I was playing around with a state of the art Object Detector, the recently released
RCNN by
Ross Girshick. The method is described in detail in this
arXiv paper, and soon to be a CVPR 2014 paper. It takes an ImageNet pretrained Convolutional Network of
Krizhevsky et al. (i.e. the paper that rocked computer vision last year) and fine-tunes the network on
PASCAL VOC detection data (20 object classes, and 1 background class). At test time RCNN uses
Selective Search to extract ~2000 boxes that likely contain objects and evaluates the ConvNet on each one of them, followed by non-maximum suppression within each class. This usually takes on order of 20 seconds per image with a Tesla K40 GPU. RCNN uses
Caffe (a very nice C++ ConvNet library we use at Stanford too) to train the ConvNet models, and both are available under BSD on Github.

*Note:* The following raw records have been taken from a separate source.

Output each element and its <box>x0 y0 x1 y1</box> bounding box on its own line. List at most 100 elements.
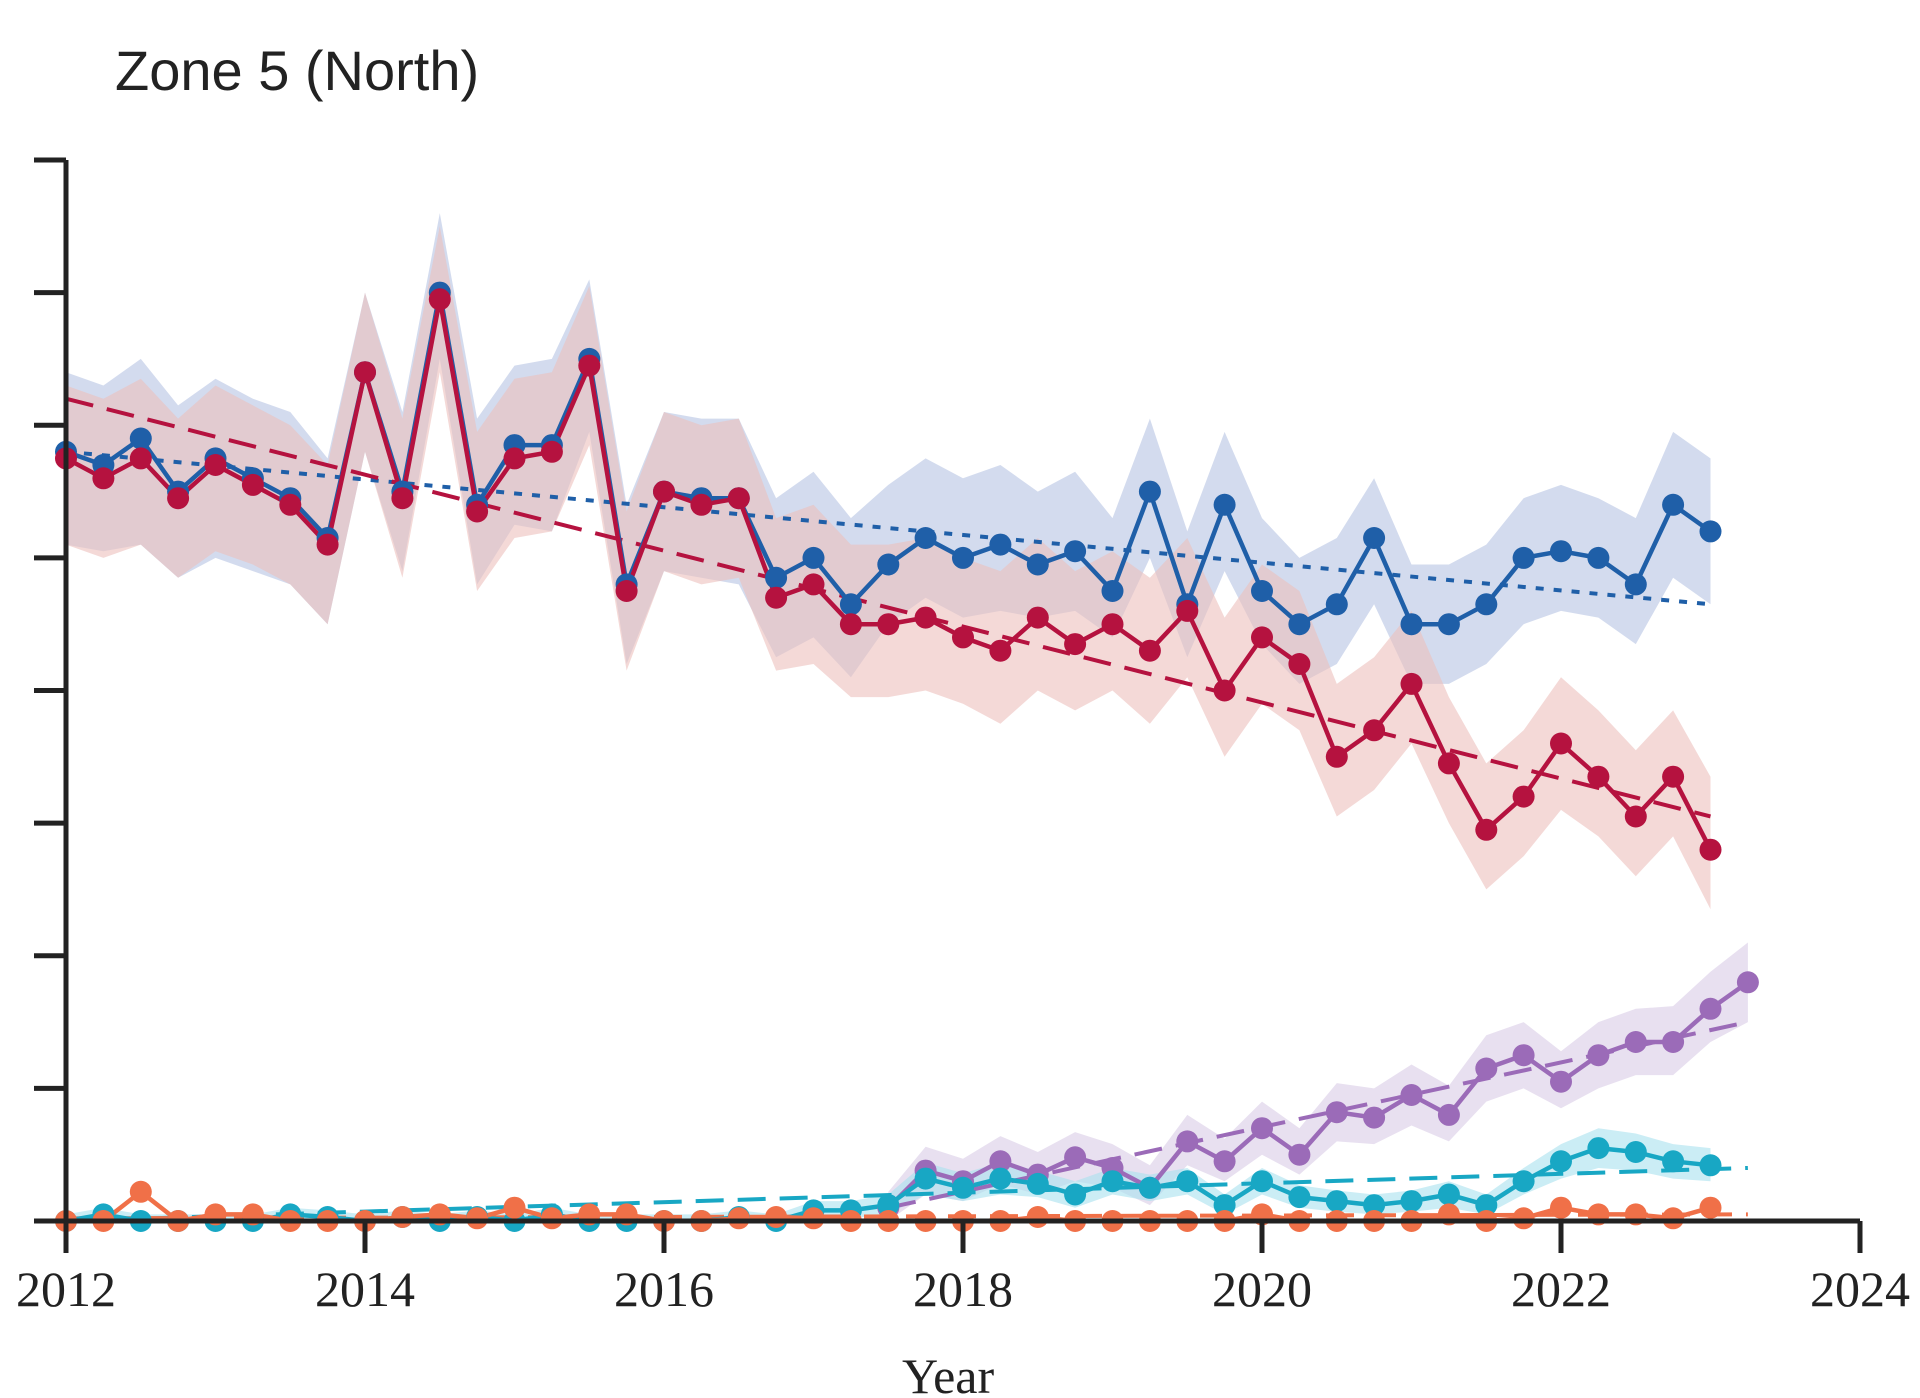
red-data-point <box>1064 633 1087 656</box>
blue-data-point <box>765 566 788 589</box>
purple-data-point <box>1213 1150 1236 1173</box>
x-axis-label: Year <box>902 1348 994 1398</box>
red-data-point <box>989 639 1012 662</box>
blue-data-point <box>802 546 825 569</box>
teal-data-point <box>1437 1183 1460 1206</box>
x-tick-label: 2012 <box>16 1261 116 1317</box>
red-data-point <box>578 354 601 377</box>
blue-data-point <box>1587 546 1610 569</box>
blue-data-point <box>1101 580 1124 602</box>
orange-data-point <box>727 1207 750 1230</box>
red-data-point <box>1325 745 1348 768</box>
red-data-point <box>1400 672 1423 695</box>
purple-data-point <box>1176 1130 1199 1153</box>
red-data-point <box>802 573 825 596</box>
purple-data-point <box>1512 1044 1535 1067</box>
orange-data-point <box>1512 1207 1535 1230</box>
teal-data-point <box>914 1167 937 1190</box>
blue-data-point <box>1325 593 1348 616</box>
red-data-point <box>1475 818 1498 841</box>
blue-data-point <box>1512 546 1535 569</box>
x-tick-label: 2024 <box>1810 1261 1910 1317</box>
blue-data-point <box>1288 613 1311 636</box>
red-data-point <box>727 487 750 510</box>
purple-data-point <box>1475 1057 1498 1080</box>
teal-data-point <box>1213 1194 1236 1217</box>
red-data-point <box>1176 599 1199 622</box>
teal-data-point <box>1400 1190 1423 1213</box>
orange-data-point <box>765 1206 788 1228</box>
red-data-point <box>354 361 376 384</box>
red-data-point <box>129 447 152 470</box>
orange-data-point <box>129 1180 152 1203</box>
teal-data-point <box>1101 1170 1124 1193</box>
red-data-point <box>1624 805 1647 828</box>
red-data-point <box>1550 732 1572 755</box>
teal-data-point <box>1699 1154 1722 1177</box>
orange-data-point <box>540 1207 563 1230</box>
red-data-point <box>765 586 788 609</box>
red-data-point <box>877 613 900 636</box>
x-tick-label: 2018 <box>913 1261 1013 1317</box>
red-data-point <box>167 487 190 510</box>
blue-data-point <box>1662 493 1685 516</box>
teal-data-point <box>1064 1183 1087 1206</box>
red-data-point <box>839 613 862 636</box>
purple-data-point <box>1550 1070 1572 1093</box>
purple-data-point <box>1400 1084 1423 1106</box>
purple-data-point <box>1064 1146 1087 1169</box>
purple-confidence-band <box>888 942 1748 1221</box>
purple-data-point <box>1437 1103 1460 1126</box>
teal-data-point <box>1026 1172 1049 1195</box>
red-data-point <box>1363 719 1386 742</box>
teal-data-point <box>1512 1170 1535 1193</box>
red-data-point <box>466 500 489 523</box>
red-data-point <box>615 580 638 602</box>
x-tick-label: 2014 <box>315 1261 415 1317</box>
teal-data-point <box>1624 1141 1647 1163</box>
red-data-point <box>428 288 451 311</box>
red-data-point <box>1026 606 1049 629</box>
teal-data-point <box>952 1176 974 1199</box>
blue-data-point <box>914 527 937 549</box>
teal-data-point <box>1138 1176 1161 1199</box>
red-data-point <box>1587 765 1610 788</box>
red-data-point <box>1512 785 1535 808</box>
teal-data-point <box>1288 1186 1311 1209</box>
red-data-point <box>952 626 974 649</box>
red-data-point <box>540 440 563 463</box>
purple-data-point <box>1288 1143 1311 1166</box>
red-data-point <box>391 487 414 510</box>
red-data-point <box>914 606 937 629</box>
orange-data-point <box>466 1207 489 1230</box>
x-tick-label: 2020 <box>1212 1261 1312 1317</box>
teal-data-point <box>1587 1137 1610 1160</box>
purple-data-point <box>1736 971 1759 994</box>
red-data-point <box>503 447 526 470</box>
red-data-point <box>1138 639 1161 662</box>
blue-data-point <box>989 533 1012 556</box>
red-data-point <box>92 467 115 490</box>
teal-data-point <box>989 1167 1012 1190</box>
teal-data-point <box>1251 1170 1273 1193</box>
red-data-point <box>1288 653 1311 675</box>
teal-data-point <box>1475 1194 1498 1217</box>
blue-data-point <box>1138 480 1161 503</box>
red-trend-line <box>65 396 1711 819</box>
teal-data-point <box>877 1194 900 1217</box>
blue-data-point <box>1699 520 1722 543</box>
orange-data-point <box>1550 1196 1572 1219</box>
blue-data-point <box>1437 613 1460 636</box>
purple-data-point <box>989 1150 1012 1173</box>
red-data-point <box>1437 752 1460 775</box>
chart-title: Zone 5 (North) <box>115 39 480 102</box>
red-data-point <box>316 533 339 556</box>
teal-data-point <box>1662 1150 1685 1173</box>
blue-data-point <box>1550 540 1572 563</box>
orange-data-point <box>1026 1206 1049 1228</box>
blue-data-point <box>1400 613 1423 636</box>
purple-data-point <box>1587 1044 1610 1067</box>
blue-data-point <box>839 593 862 616</box>
blue-data-point <box>1251 580 1273 602</box>
purple-data-point <box>1251 1117 1273 1140</box>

Below are some example results of running RCNN on some random images from Flickr. Keep in mind that the training data in PASCAL VOC contains only 20 classes (Aeroplanes, Bicycles, Birds, Boats, Bottles, Buses, Cars, Cats, Chairs, Cows, Dining tables, Dogs, Horses, Motorbikes, People, Potted plants, Sheep, Sofas, Trains, TV/Monitors), examples of the training data can be found
here. The number in the bracket next to every detection is the SVM score for that class (high = more confident) and I only display detections with score > -0.5. Also keep in mind that these are raw SVM scores, so technically they aren't exactly comparable across classes.